Tapi ada satu hal yang menurut saya sering terlewat.

Jika setiap transaksi, posisi, dan interaksi terlihat secara permanen, transparansi itu bisa berubah menjadi kelemahan—terutama bagi pasar keuangan.

Bayangkan sebuah perusahaan yang mengelola kas (treasury) di onchain.
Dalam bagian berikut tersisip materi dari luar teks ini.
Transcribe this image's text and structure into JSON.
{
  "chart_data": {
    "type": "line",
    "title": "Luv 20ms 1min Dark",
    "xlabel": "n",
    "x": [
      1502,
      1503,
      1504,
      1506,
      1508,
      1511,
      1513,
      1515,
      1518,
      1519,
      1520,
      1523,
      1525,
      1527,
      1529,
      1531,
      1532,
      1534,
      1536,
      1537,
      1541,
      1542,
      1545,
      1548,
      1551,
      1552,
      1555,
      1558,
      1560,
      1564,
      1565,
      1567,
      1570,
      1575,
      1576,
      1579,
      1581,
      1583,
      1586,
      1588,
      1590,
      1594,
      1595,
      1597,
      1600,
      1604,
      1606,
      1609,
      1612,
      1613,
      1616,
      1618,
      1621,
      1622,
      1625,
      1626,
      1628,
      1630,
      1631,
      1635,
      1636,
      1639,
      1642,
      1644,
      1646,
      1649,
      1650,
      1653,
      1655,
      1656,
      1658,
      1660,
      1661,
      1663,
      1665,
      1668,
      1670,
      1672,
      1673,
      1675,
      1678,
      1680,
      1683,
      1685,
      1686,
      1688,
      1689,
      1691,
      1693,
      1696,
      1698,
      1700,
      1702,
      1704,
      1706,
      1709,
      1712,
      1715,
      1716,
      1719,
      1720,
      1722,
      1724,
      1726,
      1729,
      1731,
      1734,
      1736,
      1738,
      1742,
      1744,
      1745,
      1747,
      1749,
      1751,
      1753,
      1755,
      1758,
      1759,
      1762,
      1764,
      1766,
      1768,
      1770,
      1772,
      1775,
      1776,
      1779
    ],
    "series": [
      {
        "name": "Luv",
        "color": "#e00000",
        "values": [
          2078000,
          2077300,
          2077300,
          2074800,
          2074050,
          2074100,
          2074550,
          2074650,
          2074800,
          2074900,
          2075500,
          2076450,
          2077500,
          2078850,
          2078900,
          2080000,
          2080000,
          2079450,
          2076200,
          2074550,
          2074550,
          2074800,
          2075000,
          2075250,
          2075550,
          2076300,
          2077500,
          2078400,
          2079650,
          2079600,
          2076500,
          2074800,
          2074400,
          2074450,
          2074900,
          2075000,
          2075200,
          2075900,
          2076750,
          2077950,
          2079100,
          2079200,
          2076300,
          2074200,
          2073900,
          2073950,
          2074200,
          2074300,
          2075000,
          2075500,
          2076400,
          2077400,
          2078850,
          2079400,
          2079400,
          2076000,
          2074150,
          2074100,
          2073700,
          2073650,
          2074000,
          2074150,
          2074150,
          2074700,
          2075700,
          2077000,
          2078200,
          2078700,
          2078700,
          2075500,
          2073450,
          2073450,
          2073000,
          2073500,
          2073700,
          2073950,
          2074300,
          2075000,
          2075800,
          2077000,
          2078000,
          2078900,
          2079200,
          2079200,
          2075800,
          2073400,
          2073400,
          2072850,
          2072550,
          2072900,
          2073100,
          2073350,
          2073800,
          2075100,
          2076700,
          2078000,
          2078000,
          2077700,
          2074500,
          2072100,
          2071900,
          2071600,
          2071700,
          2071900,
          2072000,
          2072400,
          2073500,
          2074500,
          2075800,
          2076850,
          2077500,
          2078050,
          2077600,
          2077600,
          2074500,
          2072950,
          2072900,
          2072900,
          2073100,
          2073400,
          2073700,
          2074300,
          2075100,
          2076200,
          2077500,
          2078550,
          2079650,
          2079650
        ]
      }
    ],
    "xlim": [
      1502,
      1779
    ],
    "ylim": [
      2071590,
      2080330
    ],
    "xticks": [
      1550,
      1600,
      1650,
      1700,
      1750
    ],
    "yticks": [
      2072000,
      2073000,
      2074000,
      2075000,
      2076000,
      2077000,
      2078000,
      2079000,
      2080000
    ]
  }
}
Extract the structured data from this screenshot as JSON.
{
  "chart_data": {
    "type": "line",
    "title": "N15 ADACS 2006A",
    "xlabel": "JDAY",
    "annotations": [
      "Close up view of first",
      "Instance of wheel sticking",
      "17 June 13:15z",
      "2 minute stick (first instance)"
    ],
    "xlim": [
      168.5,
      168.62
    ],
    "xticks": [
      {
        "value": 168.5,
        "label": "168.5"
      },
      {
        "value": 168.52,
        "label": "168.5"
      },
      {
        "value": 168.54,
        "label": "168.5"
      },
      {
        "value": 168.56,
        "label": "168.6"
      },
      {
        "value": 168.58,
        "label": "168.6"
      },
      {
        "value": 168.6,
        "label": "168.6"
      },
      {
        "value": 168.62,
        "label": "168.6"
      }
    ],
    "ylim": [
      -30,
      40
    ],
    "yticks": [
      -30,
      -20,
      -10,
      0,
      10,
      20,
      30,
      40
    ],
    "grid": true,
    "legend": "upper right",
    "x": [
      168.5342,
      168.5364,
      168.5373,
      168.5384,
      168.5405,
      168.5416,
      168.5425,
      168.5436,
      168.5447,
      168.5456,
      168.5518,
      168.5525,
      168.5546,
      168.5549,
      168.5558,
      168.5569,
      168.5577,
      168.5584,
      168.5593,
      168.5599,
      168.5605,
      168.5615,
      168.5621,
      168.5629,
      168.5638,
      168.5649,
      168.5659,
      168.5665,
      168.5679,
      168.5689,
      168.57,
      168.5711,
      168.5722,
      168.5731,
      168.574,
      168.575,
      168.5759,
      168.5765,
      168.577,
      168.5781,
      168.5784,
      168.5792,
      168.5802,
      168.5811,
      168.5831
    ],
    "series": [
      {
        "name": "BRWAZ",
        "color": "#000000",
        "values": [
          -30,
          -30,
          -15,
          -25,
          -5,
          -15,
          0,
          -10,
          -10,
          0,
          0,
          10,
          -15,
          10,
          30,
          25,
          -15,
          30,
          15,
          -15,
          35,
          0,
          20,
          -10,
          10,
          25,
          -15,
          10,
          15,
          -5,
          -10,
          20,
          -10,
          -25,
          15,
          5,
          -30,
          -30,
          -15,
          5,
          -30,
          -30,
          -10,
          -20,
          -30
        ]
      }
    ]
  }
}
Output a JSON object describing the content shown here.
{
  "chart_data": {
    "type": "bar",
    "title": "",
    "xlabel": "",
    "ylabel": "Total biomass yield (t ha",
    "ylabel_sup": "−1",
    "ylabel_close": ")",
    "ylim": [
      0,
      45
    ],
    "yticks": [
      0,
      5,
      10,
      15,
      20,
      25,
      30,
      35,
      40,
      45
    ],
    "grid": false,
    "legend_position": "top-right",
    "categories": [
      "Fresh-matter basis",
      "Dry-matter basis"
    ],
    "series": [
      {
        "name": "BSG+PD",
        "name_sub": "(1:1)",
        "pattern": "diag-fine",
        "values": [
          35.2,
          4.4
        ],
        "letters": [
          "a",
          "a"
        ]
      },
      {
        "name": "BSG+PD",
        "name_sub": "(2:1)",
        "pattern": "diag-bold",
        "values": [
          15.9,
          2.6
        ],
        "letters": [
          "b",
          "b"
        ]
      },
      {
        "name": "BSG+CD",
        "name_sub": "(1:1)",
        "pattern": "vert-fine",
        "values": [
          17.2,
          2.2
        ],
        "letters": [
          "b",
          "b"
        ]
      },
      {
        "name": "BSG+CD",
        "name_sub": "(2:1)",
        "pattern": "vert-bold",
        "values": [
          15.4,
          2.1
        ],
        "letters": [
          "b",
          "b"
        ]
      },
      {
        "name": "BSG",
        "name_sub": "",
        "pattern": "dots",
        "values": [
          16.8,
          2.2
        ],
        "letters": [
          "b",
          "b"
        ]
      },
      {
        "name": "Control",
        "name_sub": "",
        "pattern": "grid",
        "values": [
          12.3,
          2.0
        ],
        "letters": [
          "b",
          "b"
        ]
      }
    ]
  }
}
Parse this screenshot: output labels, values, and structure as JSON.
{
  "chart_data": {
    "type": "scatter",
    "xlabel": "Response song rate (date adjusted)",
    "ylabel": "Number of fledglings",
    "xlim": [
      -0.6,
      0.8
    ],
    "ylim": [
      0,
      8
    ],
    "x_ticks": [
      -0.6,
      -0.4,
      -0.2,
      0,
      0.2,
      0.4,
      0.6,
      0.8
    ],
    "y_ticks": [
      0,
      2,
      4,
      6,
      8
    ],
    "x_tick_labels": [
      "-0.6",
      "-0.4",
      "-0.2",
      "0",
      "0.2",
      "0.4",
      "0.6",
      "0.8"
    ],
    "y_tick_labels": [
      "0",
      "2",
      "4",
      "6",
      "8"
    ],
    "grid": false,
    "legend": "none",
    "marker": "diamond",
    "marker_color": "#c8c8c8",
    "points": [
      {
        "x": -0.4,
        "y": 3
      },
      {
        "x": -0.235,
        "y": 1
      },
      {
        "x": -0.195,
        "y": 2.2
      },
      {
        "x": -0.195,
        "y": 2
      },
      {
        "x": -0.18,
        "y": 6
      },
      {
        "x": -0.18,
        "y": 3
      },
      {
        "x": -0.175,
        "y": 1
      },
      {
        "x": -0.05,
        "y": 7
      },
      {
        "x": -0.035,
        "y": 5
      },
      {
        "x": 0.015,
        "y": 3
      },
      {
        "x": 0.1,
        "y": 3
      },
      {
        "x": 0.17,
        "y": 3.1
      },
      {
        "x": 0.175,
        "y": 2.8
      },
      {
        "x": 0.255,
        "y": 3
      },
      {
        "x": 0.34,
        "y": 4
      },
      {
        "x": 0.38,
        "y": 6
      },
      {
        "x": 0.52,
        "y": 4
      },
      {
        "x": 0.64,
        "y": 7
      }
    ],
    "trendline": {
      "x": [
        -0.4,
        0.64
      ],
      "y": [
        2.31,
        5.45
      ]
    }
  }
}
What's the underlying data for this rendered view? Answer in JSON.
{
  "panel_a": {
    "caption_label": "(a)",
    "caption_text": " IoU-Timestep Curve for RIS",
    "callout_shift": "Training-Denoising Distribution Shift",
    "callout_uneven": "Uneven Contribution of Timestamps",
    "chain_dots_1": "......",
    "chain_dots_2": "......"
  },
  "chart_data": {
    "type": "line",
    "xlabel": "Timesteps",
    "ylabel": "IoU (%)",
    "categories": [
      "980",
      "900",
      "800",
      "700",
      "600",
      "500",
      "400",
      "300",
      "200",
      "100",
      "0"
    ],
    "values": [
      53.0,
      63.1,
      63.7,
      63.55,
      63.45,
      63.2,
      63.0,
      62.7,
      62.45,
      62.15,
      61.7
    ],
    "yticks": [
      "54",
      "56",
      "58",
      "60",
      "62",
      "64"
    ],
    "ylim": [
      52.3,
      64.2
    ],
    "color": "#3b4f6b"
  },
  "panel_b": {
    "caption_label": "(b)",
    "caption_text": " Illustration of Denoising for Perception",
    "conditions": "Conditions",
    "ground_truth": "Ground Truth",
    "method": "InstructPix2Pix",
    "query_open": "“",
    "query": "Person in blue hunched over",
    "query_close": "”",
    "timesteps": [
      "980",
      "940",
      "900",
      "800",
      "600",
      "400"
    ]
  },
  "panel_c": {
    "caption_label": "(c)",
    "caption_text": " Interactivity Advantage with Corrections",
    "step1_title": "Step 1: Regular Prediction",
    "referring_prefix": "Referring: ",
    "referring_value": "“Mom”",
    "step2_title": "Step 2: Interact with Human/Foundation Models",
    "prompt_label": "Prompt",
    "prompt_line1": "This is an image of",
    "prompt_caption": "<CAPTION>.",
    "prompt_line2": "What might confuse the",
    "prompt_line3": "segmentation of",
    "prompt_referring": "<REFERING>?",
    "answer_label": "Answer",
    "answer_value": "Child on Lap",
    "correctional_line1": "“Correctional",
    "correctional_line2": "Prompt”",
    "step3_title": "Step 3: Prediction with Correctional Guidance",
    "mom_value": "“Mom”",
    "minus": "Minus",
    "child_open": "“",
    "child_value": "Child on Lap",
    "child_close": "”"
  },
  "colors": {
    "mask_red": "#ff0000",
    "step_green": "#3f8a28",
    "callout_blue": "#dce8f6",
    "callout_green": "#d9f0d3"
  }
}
Ia mungkin ingin transaksinya bisa diverifikasi, tetapi kemungkinan besar ia tidak ingin para kompetitor mengawasi setiap langkahnya. Hal yang sama berlaku untuk investor, market maker, dan institusi.

Di sinilah @DuskFoundation menjadi menarik bagi saya.

Dusk mengeksplorasi keseimbangan yang berbeda: menjaga aktivitas keuangan tetap dapat dibuktikan tanpa membuat setiap potongan informasi menjadi publik. Layer-1 mereka mendukung smart contract yang bersifat rahasia melalui standar Confidential Security Contract (XSC), dengan tujuan menjadikan privasi sebagai bagian dari infrastruktur yang mendasari, bukan sekadar pemikiran belakangan.

Perbedaan itu penting.

Keuangan dunia nyata tidak berjalan dengan prinsip “tunjukkan semuanya ke semua orang.” Keuangan berjalan lewat pengungkapan selektif—membuktikan apa yang perlu dibuktikan sambil melindungi apa yang tidak perlu.

Bagi saya, pertanyaan yang lebih besar bukanlah apakah blockchain harus transparan atau privat.

Melainkan apakah kita akhirnya bisa membangun sistem di mana verifikasi dan kerahasiaan bisa hidup berdampingan secara bawaan (by design).

Jika institusi keuangan akan beralih ke onchain, apakah blockchain publik bisa sukses tanpa mempelajari cara menjaga sebagian informasi tetap privat?